In that sense, one thing I've consistently come back to both while designing the SDKs and the user-facing interfaces is a way to prevent failures or mistakes. I make mistakes regularly. If you don't, you don't do anything challenging. What sets good problem solvers apart is our ability to prevent future mistakes. A prevalent philosophy is that you should learn from your mistakes, but while I definitely do, I don't think that's always the right approach. Instead, I think you should analyze and prevent your mistakes. If a mistake is preventable, you shouldn't try to teach yourself to not do it, you should make it so that you and everyone else won't be able to make that mistake. I'm not sure if that approach can or should be applied to every area of life (we sometimes need to learn the hard way), but in system design, it certainly makes sense.

What Is Over Engineering?

I'll often hear, "You don't want to over-engineer something" or "That solution is over-engineered," but rarely is there any real universal meaning to the term. Instead, it falls under the "I'll know it when I see it" category of mistakes. However, I think we can tie a more meaningful definition to the term, at least as far as software engineering is concerned. The answer, for me, is that over-engineering is dependent on the level of abstraction you're working at.

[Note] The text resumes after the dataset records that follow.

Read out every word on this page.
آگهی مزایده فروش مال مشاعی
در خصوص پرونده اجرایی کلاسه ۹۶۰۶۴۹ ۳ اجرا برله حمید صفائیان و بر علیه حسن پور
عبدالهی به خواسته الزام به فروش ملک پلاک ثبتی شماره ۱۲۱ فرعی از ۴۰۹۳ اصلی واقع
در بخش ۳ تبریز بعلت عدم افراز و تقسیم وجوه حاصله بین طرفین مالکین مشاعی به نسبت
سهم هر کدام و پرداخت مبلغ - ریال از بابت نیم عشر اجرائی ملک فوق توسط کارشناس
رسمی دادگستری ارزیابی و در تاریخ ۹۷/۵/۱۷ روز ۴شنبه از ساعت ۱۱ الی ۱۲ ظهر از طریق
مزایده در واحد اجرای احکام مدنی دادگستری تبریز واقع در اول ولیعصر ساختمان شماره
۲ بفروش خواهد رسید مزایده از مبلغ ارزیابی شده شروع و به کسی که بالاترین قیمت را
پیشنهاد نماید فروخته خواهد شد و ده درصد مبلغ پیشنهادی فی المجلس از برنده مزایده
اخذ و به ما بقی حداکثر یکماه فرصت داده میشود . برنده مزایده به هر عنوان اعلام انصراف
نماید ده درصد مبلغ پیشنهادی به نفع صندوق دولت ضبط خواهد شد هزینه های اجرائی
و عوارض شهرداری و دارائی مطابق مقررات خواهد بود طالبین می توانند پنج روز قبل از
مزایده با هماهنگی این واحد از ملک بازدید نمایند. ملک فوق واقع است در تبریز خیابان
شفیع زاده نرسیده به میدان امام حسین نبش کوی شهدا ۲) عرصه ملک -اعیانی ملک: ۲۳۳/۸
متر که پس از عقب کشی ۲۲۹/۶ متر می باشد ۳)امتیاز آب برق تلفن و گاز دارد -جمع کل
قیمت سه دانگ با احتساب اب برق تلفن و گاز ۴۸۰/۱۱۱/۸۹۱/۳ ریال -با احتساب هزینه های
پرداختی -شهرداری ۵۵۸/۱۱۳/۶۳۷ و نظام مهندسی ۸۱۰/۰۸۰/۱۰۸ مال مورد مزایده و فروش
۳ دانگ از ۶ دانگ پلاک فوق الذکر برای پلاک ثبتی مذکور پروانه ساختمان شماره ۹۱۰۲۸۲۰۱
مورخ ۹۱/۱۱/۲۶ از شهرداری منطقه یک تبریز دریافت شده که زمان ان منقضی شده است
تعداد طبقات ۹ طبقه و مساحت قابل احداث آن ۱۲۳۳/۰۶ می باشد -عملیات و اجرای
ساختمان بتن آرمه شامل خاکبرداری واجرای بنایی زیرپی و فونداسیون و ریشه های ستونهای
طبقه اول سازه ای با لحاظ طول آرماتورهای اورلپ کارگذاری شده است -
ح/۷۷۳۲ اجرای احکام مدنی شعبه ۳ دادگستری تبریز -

  • At the lowest level, everything should be as fault-tolerant as possible. Avoid errors causing large out-of-proportion problems when the issue can be caught and handled in a predictable way.
  • At a step above, when a user is interacting with a primitive system, it makes sense to fail safely or securely. While you might not know how your system will be used further up the chain, you do know that you can handle problems in a way that will make recovery easier or more predictable.
  • Finally, it is okay to put on some training wheels once you're a few layers up. At this stage, you should be able to know what the user or programmer is attempting to do and be able to provide a set of constraints that ensure that normal operation occurs. Preventative mechanisms at this stage know enough about the desired outcome to provide meaningful and helpful guardrails against misuse.

Notice that I didn't specify where these layers are. It's all relevant to the level at which you are working, but I do think the idea of at least three layers (a base, primitives, and an API) is a fairly common pattern found throughout most systems. Over-engineering occurs when this pattern is broken. You shouldn't put too many guardrails on an extremely low-level mechanism because you may find it later to be too rigid. Likewise, you shouldn't have to be worrying about handling lower-level faults within a high-level API. This approach allows you to focus on the correct problems at the correct stages, preventing engineering solutions to problems that should have already been solved within an abstracted dependency system.

In summary, I hope you've enjoyed this engineering approach to software design. I like thinking about problems this way sometimes because it gives greater depth into what is actually being solved and what needs to be solved. I saw a Tweet the other day that said software engineers and physicists think they can first-principles this way to any solution, which is sometimes true. However, a lot of well-thought-out ideas can be borrowed from other adjacent fields. We don't have to learn everything the hard way. Instead, sometimes, it helps to slow down and learn.